Higher disease activity, treatment with cyclophosphamide, an older age, and a certain ethnic background were each linked with a significantly increased risk for developing premature gonadal failure in a study of 316 women with systemic lupus erythematosus.
Disease activity and Texan-Hispanic ethnicity had not previously been reported to boost the risk for premature gonadal failure (PGF) in younger women with systemic lupus erythematosus (SLE), reported Dr. Luis A. González of the division of immunology and rheumatology at the University of Alabama, Birmingham, and his associates.
The findings also confirmed the previously reported findings that cyclophosphamide treatment and older age were linked with PGF in women with SLE (Ann. Rheum. Dis. 2008 Feb. 13 [doi: 10.1136/ard.2007.083576]).
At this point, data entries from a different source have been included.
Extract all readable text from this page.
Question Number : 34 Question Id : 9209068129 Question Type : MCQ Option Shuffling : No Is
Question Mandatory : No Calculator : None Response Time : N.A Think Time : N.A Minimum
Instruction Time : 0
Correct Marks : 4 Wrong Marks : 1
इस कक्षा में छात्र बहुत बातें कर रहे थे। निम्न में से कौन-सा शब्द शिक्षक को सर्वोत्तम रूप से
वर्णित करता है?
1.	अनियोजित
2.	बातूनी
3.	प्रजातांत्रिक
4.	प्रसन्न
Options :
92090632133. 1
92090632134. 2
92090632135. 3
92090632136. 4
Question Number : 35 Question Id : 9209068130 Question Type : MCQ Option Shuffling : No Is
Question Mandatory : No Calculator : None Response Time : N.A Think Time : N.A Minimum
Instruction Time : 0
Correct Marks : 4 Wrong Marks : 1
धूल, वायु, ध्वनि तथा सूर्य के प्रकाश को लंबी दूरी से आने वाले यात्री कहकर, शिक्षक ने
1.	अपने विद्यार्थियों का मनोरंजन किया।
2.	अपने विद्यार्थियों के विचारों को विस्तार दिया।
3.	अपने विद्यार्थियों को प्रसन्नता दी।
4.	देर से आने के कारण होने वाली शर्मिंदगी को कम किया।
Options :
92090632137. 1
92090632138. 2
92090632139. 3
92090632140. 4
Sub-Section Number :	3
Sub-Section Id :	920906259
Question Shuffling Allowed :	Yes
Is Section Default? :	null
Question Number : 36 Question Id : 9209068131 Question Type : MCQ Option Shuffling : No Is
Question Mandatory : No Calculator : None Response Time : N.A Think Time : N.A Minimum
Alternatives to cyclophospha- mide treatment are needed for treating young women with SLE, asserted Dr. González and his associates.
They used data collected in the Lupus in Minorities: Nature vs. Nurture (LUMINA) study, a longitudinal outcomes study that included SLE patients aged 16 or older who were diagnosed with SLE for 5 years or less. From this group, they focused on women younger than 40 years of age who were not postmenopausal when they entered the study.
This yielded a study group of 316 women, with an average age of about 29 years. Their average duration of SLE at enrollment was 1 year. The group included women from four racial and ethnic groups: Texan-Hispanics, Puerto Rican-Hispanics, African Americans, and whites.
During follow-up, 37 women (12%) developed PGF. The total group of 316 women included 76 who were treated with cyclophosphamide, of whom 33% developed PGF.
A multivariable analysis identified four factors that were each linked with a statistically significant, increased risk of developing PGF during follow-up: older age, Texan-Hispanic ethnicity, treatment with cyclophosphamide, and greater SLE severity that was quantified with the revised systemic lupus activity measure.
Women categorized as Texan-Hispanic were about four- to fivefold more likely to develop PGF, compared with white women. Women with more severe SLE were about 20% more likely to develop PGF, compared with those with less severe disease.